Le numérique ne fait pas faire d’économies
« Si c’est le cas, où sont les chiffres? A priori, cela coûte plus que cela ne rapporte : il faut mettre en place l’outil, il faut payer les gens qui mettent en place l’outil, il faudra réparer les bugs et le jour où les avocates et les avocats se mobiliseront, il faudra que l’état paye des dommages et intérêts pour tous les dommages causés aux personnes que le numérique exclut actuellement. »
Pollution IT
« On dit aussi que le numérique est bon pour l’environnement. J’ai appris récemment qu’une conversation avec Chat GPT représente 500 millilitres d’eau. C’est quand même quelque chose dont il faut se préoccuper à l’heure où on veut mettre justement des robots conversationnels dans les administrations pour répondre à la place des agents aux citoyennes et citoyens. Je pense sans vouloir faire de procès d’intention qu’il y a un certain confort politique à se dire pas vu pas pris nous. On n’est pas trop au courant de ce qui se passe et donc on ne devra pas après être responsable des dégâts. »
Erreur 404
« L’autre raison pour laquelle le numérique s’étend de cette manière, c’est le discours ambiant du fort et faible. Si vous vous en sortez, vous faites partie des forts, du segment des « à l’aise avec le numérique » Si vous n’y arrivez pas, vous êtes faibles. Parce que vous êtes une personne handicapée ou une personne âgée ou parce que vous êtes complètement nul en informatique. Il faut déconstruire cette vision du technologisme. Le problème c’est que ces outils sont mal faits. Les logiciels mis en place contiennent beaucoup de bugs avec souvent en réponse : « On n’y peut rien « . Mais quand on se prend une erreur 404 sur l’écran et qu’on ne peut plus avancer dans la procédure, ce « on n’y peut rien » peut avoir des conséquences désastreuses. »
Faire faire le travail
« La logique qui prévaut actuellement, c’est de déplacer sur vous la charge du travail qui revient en principe à des agents administratifs dont c’est le métier. C’est comme si vous étiez à un guichet d’une commune et qu’on vous disait : je ne fais plus le job. Venez, prenez ma place, asseyez-vous devant l’ordinateur et faites la procédure vous-même. » Or la procédure est pensée pour être faite par des agents dont c’est le métier et qui sont formés pour cela. »

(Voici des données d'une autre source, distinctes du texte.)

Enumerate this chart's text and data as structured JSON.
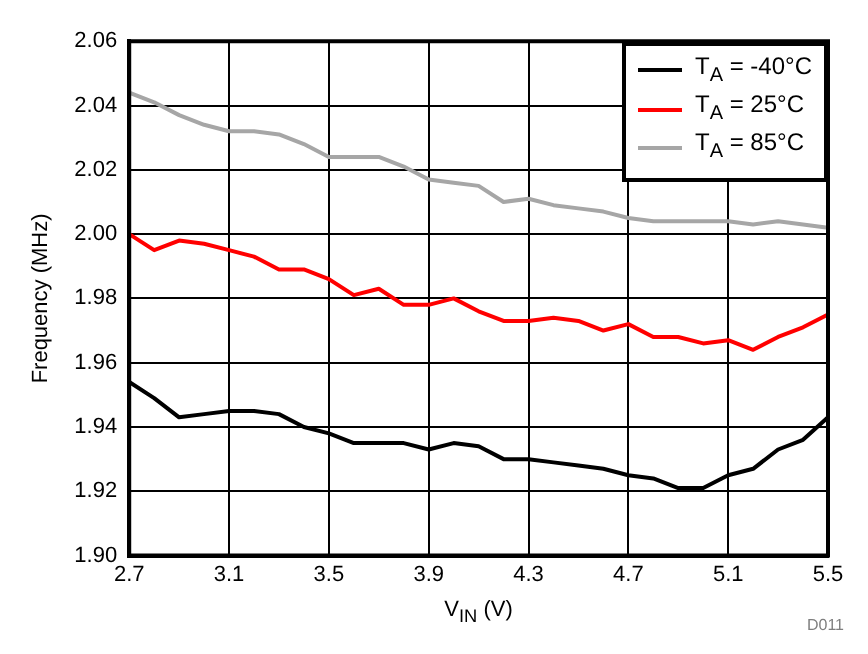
{
  "chart_data": {
    "type": "line",
    "xlabel": "V$_{IN}$ (V)",
    "ylabel": "Frequency (MHz)",
    "x": [
      2.7,
      2.8,
      2.9,
      3.0,
      3.1,
      3.2,
      3.3,
      3.4,
      3.5,
      3.6,
      3.7,
      3.8,
      3.9,
      4.0,
      4.1,
      4.2,
      4.3,
      4.4,
      4.5,
      4.6,
      4.7,
      4.8,
      4.9,
      5.0,
      5.1,
      5.2,
      5.3,
      5.4,
      5.5
    ],
    "series": [
      {
        "name": "T$_{A}$ = -40°C",
        "color": "#000000",
        "values": [
          1.954,
          1.949,
          1.943,
          1.944,
          1.945,
          1.945,
          1.944,
          1.94,
          1.938,
          1.935,
          1.935,
          1.935,
          1.933,
          1.935,
          1.934,
          1.93,
          1.93,
          1.929,
          1.928,
          1.927,
          1.925,
          1.924,
          1.921,
          1.921,
          1.925,
          1.927,
          1.933,
          1.936,
          1.943
        ]
      },
      {
        "name": "T$_{A}$ = 25°C",
        "color": "#ff0000",
        "values": [
          2.0,
          1.995,
          1.998,
          1.997,
          1.995,
          1.993,
          1.989,
          1.989,
          1.986,
          1.981,
          1.983,
          1.978,
          1.978,
          1.98,
          1.976,
          1.973,
          1.973,
          1.974,
          1.973,
          1.97,
          1.972,
          1.968,
          1.968,
          1.966,
          1.967,
          1.964,
          1.968,
          1.971,
          1.975
        ]
      },
      {
        "name": "T$_{A}$ = 85°C",
        "color": "#a6a6a6",
        "values": [
          2.044,
          2.041,
          2.037,
          2.034,
          2.032,
          2.032,
          2.031,
          2.028,
          2.024,
          2.024,
          2.024,
          2.021,
          2.017,
          2.016,
          2.015,
          2.01,
          2.011,
          2.009,
          2.008,
          2.007,
          2.005,
          2.004,
          2.004,
          2.004,
          2.004,
          2.003,
          2.004,
          2.003,
          2.002
        ]
      }
    ],
    "xlim": [
      2.7,
      5.5
    ],
    "xticks": [
      2.7,
      3.1,
      3.5,
      3.9,
      4.3,
      4.7,
      5.1,
      5.5
    ],
    "ylim": [
      1.9,
      2.06
    ],
    "yticks": [
      {
        "value": 1.9,
        "label": "1.90"
      },
      1.92,
      1.94,
      1.96,
      1.98,
      {
        "value": 2.0,
        "label": "2.00"
      },
      2.02,
      2.04,
      2.06
    ],
    "grid": true,
    "legend": "top right",
    "marker": "none",
    "line_style": "solid",
    "annotations": [
      "D011"
    ]
  }
}
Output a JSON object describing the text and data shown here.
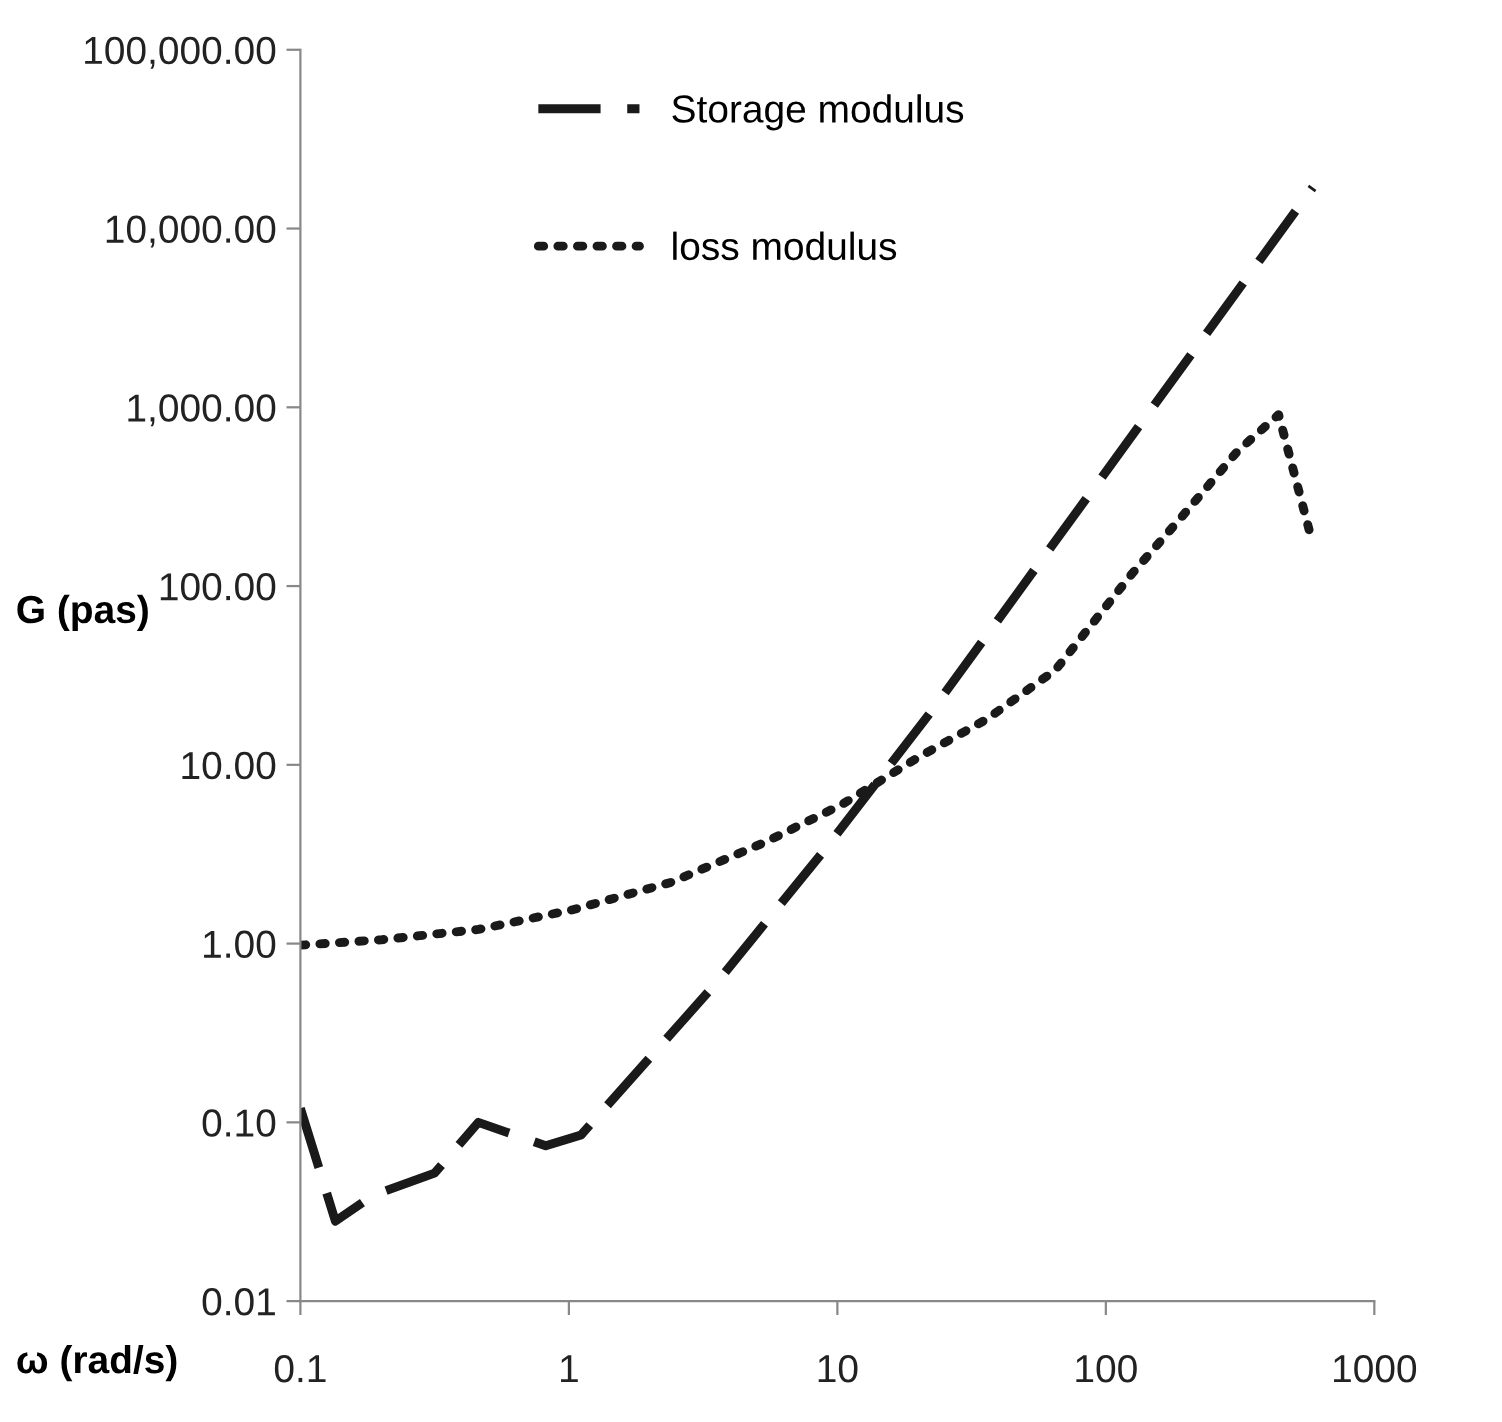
{
  "chart_data": {
    "type": "line",
    "xlabel": "ω (rad/s)",
    "ylabel": "G (pas)",
    "log": "xy",
    "grid": false,
    "legend": "top",
    "marker": "none",
    "xlim": [
      0.1,
      1000
    ],
    "xticks": [
      0.1,
      1,
      10,
      100,
      1000
    ],
    "ylim": [
      0.01,
      100000
    ],
    "yticks": [
      {
        "value": 0.01,
        "label": "0.01"
      },
      {
        "value": 0.1,
        "label": "0.10"
      },
      {
        "value": 1,
        "label": "1.00"
      },
      {
        "value": 10,
        "label": "10.00"
      },
      {
        "value": 100,
        "label": "100.00"
      },
      {
        "value": 1000,
        "label": "1,000.00"
      },
      {
        "value": 10000,
        "label": "10,000.00"
      },
      {
        "value": 100000,
        "label": "100,000.00"
      }
    ],
    "series": [
      {
        "name": "Storage modulus",
        "color": "#1a1a1a",
        "line_style": "dashed",
        "x": [
          0.1,
          0.135,
          0.186,
          0.316,
          0.46,
          0.82,
          1.11,
          3.6,
          8.9,
          23,
          590
        ],
        "values": [
          0.12,
          0.028,
          0.039,
          0.052,
          0.1,
          0.074,
          0.085,
          0.62,
          3.3,
          21,
          17000
        ]
      },
      {
        "name": "loss modulus",
        "color": "#1a1a1a",
        "line_style": "dotted",
        "x": [
          0.1,
          0.2,
          0.46,
          1.04,
          2.4,
          5.4,
          10.4,
          20,
          36,
          65,
          125,
          190,
          310,
          440,
          580
        ],
        "values": [
          0.98,
          1.05,
          1.2,
          1.55,
          2.2,
          3.7,
          6.0,
          11,
          18,
          34,
          117,
          240,
          570,
          910,
          190
        ]
      }
    ]
  }
}
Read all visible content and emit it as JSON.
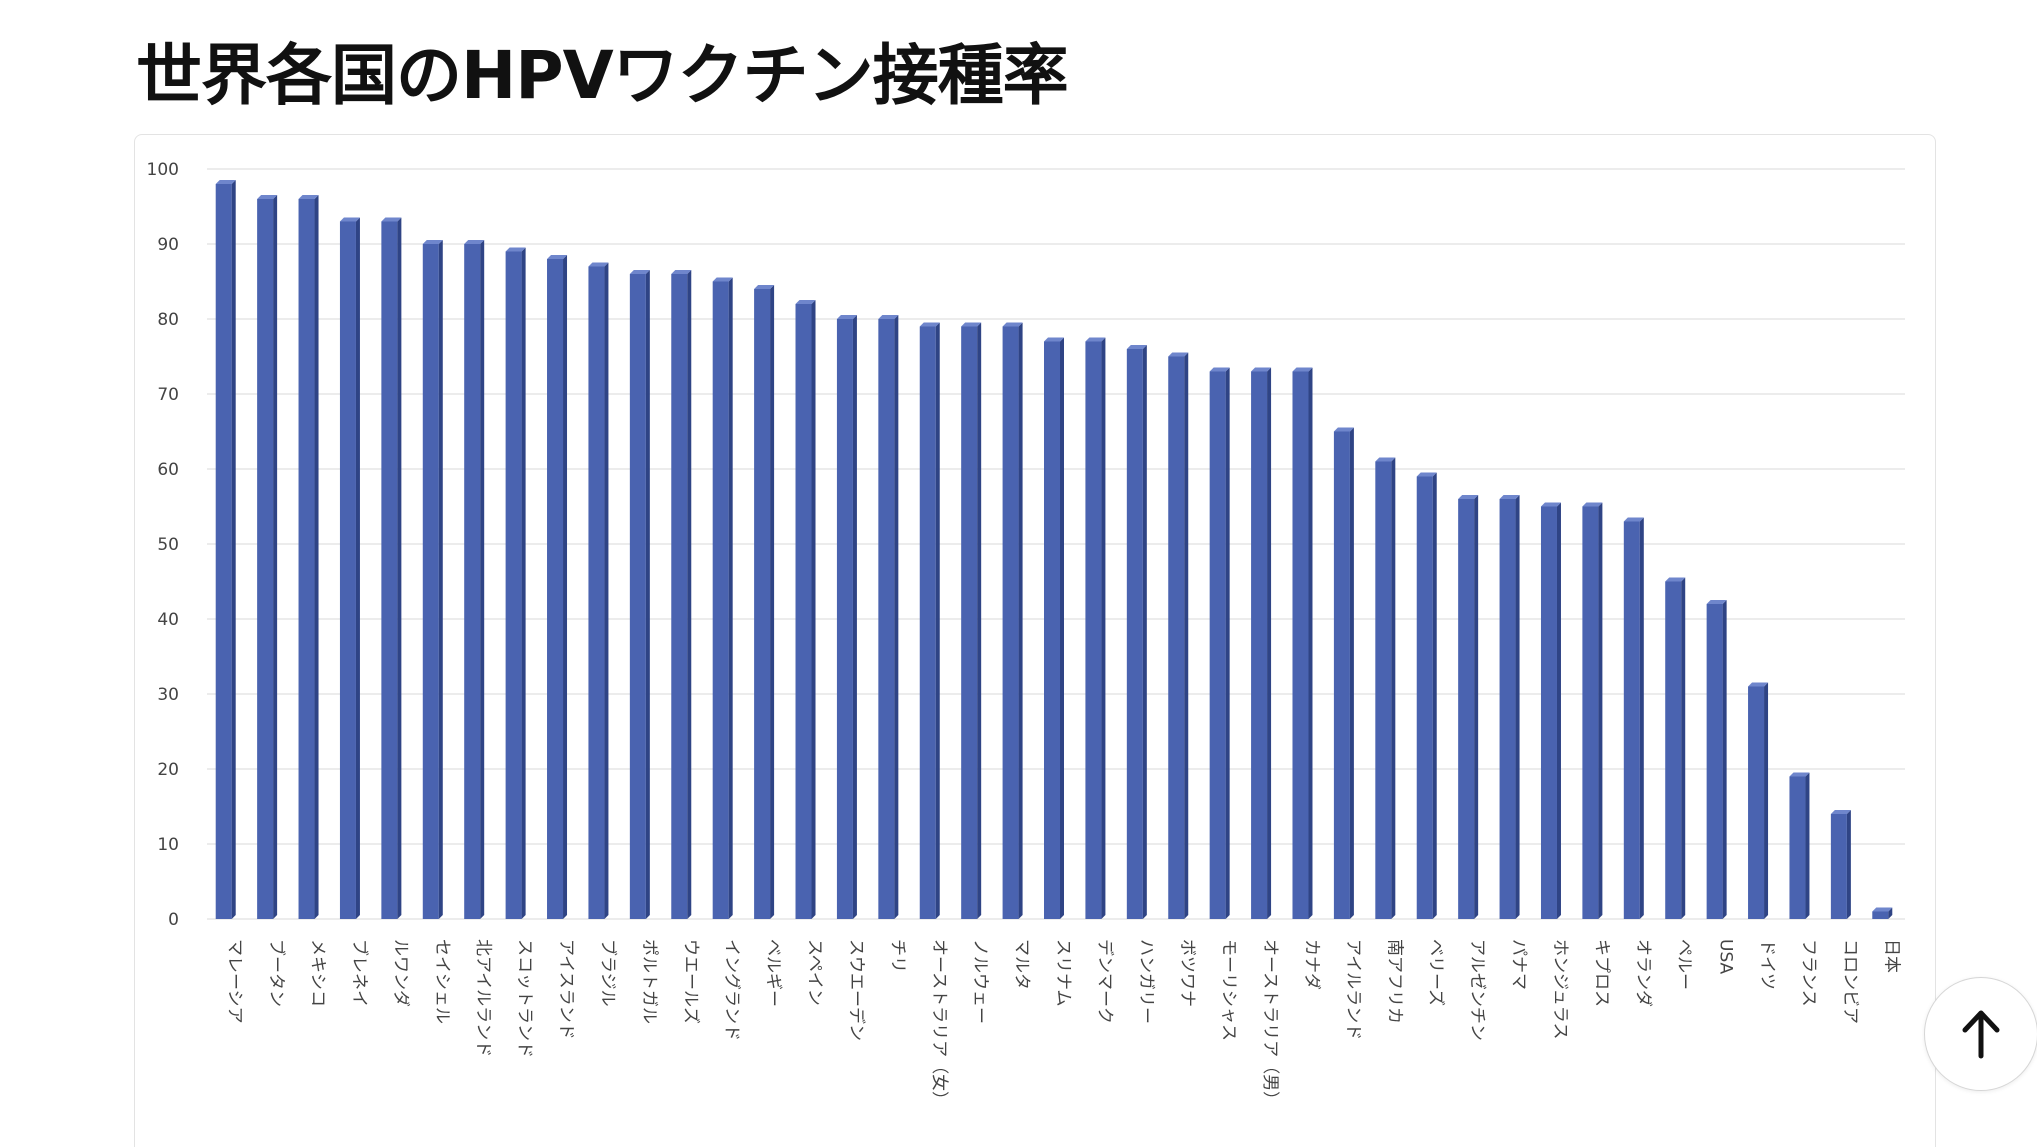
{
  "page": {
    "title": "世界各国のHPVワクチン接種率"
  },
  "scroll_top_button": {
    "icon": "arrow-up-icon"
  },
  "colors": {
    "bar": "#4a63b0",
    "bar_side": "#2f4485",
    "grid": "#e6e6e6",
    "tick_text": "#444444"
  },
  "chart_data": {
    "type": "bar",
    "title": "",
    "xlabel": "",
    "ylabel": "",
    "ylim": [
      0,
      100
    ],
    "yticks": [
      0,
      10,
      20,
      30,
      40,
      50,
      60,
      70,
      80,
      90,
      100
    ],
    "grid": true,
    "categories": [
      "マレーシア",
      "ブータン",
      "メキシコ",
      "ブレネイ",
      "ルワンダ",
      "セイシェル",
      "北アイルランド",
      "スコットランド",
      "アイスランド",
      "ブラジル",
      "ポルトガル",
      "ウエールズ",
      "イングランド",
      "ベルギー",
      "スペイン",
      "スウエーデン",
      "チリ",
      "オーストラリア（女）",
      "ノルウェー",
      "マルタ",
      "スリナム",
      "デンマーク",
      "ハンガリー",
      "ボツワナ",
      "モーリシャス",
      "オーストラリア（男）",
      "カナダ",
      "アイルランド",
      "南アフリカ",
      "ベリーズ",
      "アルゼンチン",
      "パナマ",
      "ホンジュラス",
      "キプロス",
      "オランダ",
      "ペルー",
      "USA",
      "ドイツ",
      "フランス",
      "コロンビア",
      "日本"
    ],
    "values": [
      98,
      96,
      96,
      93,
      93,
      90,
      90,
      89,
      88,
      87,
      86,
      86,
      85,
      84,
      82,
      80,
      80,
      79,
      79,
      79,
      77,
      77,
      76,
      75,
      73,
      73,
      73,
      65,
      61,
      59,
      56,
      56,
      55,
      55,
      53,
      45,
      42,
      31,
      19,
      14,
      1
    ]
  }
}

Saisie du Comité européen des droits sociaux
« Il faut bien garder en tête une chose, ce qu’on ne dit pas assez, c’est que le numérique, même s’il est ultra présent, n’est qu’un outil. La liberté est chevillée à une notion clé qui est le choix de l’utiliser ou pas. Mais les choses évoluent. Le 19 août dernier, 16 associations ont attaqué devant la Cour Constitutionnelle l’ordonnance Bruxelles Numérique qui vise à numériser 100% des services publics. L’Unia, l’institution publique interfédérale indépendante qui lutte contre la discrimination et promeut l’égalité et le service de lutte contre la pauvreté ont pris une initiative superbe. Ils ont décidé de saisir le Comité européen de droits sociaux. Celui-ci va donc pouvoir rendre des avis et des recommandations en ciblant la Belgique en matière de politiques de numérisation de l’administration et pouvoir dire, attention, là, ça va trop loin. En wallonie enfin, le projet de simplification administrative lancé le 3 octobre dernier prévoit je cite « La digitalisation des procédures tout en maintenant des guichets physiques Donc tout cela va dans le bon sens »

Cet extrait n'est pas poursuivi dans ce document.